The deadly effects of the conflict come on top of devastating drought in several regions of Ethiopia. Like Somalia, Ethiopia has had almost no rain for five seasons, causing livestock deaths and crop failures. Herdsmen see their livelihood disappear and farmers, unable to harvest anything without rain, lose their livelihood.

Dadi, stands next to the remains of her dead cattle at her home in Moyale, Ethiopia. The ongoing drought has killed many of her family’s livestock, leaving her without a livelihood.

6. Ukraine

Just as we finally got corona under control, the world faced the next crisis. Violence has flared up in Ukraine since February last year. The lives of millions of people, including many children, have been turned upside down by the conflict. Many Ukrainians were forced to flee their homes in search of safety. According to the UN, it is even the fastest growing refugee crisis since the Second World War.

Thanks to great international attention to the conflict, we have been able to help many victims. Unfortunately, the conflict is not over yet. Now that it is winter in Ukraine, life is becoming increasingly difficult for many Ukrainians. Due to attacks on critical infrastructure, heating is not working in many places and many people have neither water nor electricity. They need help to survive these cold months.

For example, the Red Cross helps with carpets, generators and house repairs. For example, we installed new windows, doors and roofs in 80 damaged houses in the village of Volnovakha in the Donetsk region. These repairs are much needed to help people get through the winter.

Red Cross staff assess the situation of an elderly couple in Bucha. They are extra vulnerable now that it is winter.

7. Syria

You no longer see the conflict in Syria on the front pages every day. But, unfortunately, this does not mean that the country is much better off now. It has been eleven years since the civil war broke out in the country, but the living conditions for millions of Syrians are worse than ever.

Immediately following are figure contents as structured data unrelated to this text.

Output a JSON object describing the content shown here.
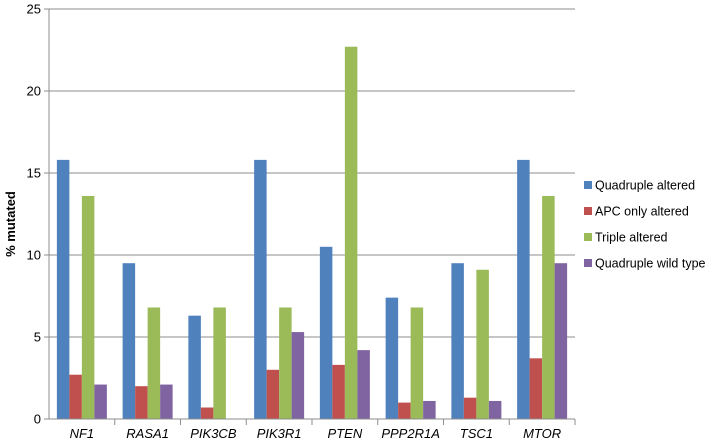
{
  "chart_data": {
    "type": "bar",
    "title": "",
    "xlabel": "",
    "ylabel": "% mutated",
    "ylim": [
      0,
      25
    ],
    "yticks": [
      "0",
      "5",
      "10",
      "15",
      "20",
      "25"
    ],
    "grid": true,
    "legend_position": "right",
    "categories": [
      "NF1",
      "RASA1",
      "PIK3CB",
      "PIK3R1",
      "PTEN",
      "PPP2R1A",
      "TSC1",
      "MTOR"
    ],
    "series": [
      {
        "name": "Quadruple altered",
        "color": "#4F81BD",
        "values": [
          15.8,
          9.5,
          6.3,
          15.8,
          10.5,
          7.4,
          9.5,
          15.8
        ]
      },
      {
        "name": "APC only altered",
        "color": "#C0504D",
        "values": [
          2.7,
          2.0,
          0.7,
          3.0,
          3.3,
          1.0,
          1.3,
          3.7
        ]
      },
      {
        "name": "Triple altered",
        "color": "#9BBB59",
        "values": [
          13.6,
          6.8,
          6.8,
          6.8,
          22.7,
          6.8,
          9.1,
          13.6
        ]
      },
      {
        "name": "Quadruple wild type",
        "color": "#8064A2",
        "values": [
          2.1,
          2.1,
          0.0,
          5.3,
          4.2,
          1.1,
          1.1,
          9.5
        ]
      }
    ]
  }
}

Not only have houses, bridges and roads been shot to pieces, the economy has also completely collapsed. As a result, almost the entire population of Syria now lives below the poverty line. Around 15 million people are in need of humanitarian aid. Cholera has recently broken out in the country. To prevent infections, it is very important that people have access to clean water. But many of the country’s water supplies have been destroyed or aged, leading to a rapid spread of disease. Also, half of the healthcare system has collapsed and many people do not have enough money for treatment or a trip to the hospital.

Many Syrians have had to flee in recent years. About 6.7 million people are still displaced in their own country. Millions of people also live in camps in neighboring countries, often in difficult circumstances.

An international Red Cross team enters the town of Darayya to investigate unexploded ordnance

We are ready for people in need

People in Haiti, in the Sahel and in many other countries are also having a very difficult time. Disasters, conflicts and the changing climate mean that as many as 1 in 23 people worldwide need help to survive. The Red Cross is ready all over the world to help people in need. With branches in no less than 192 countries, we are the largest humanitarian aid organization in the world. And then we are always close.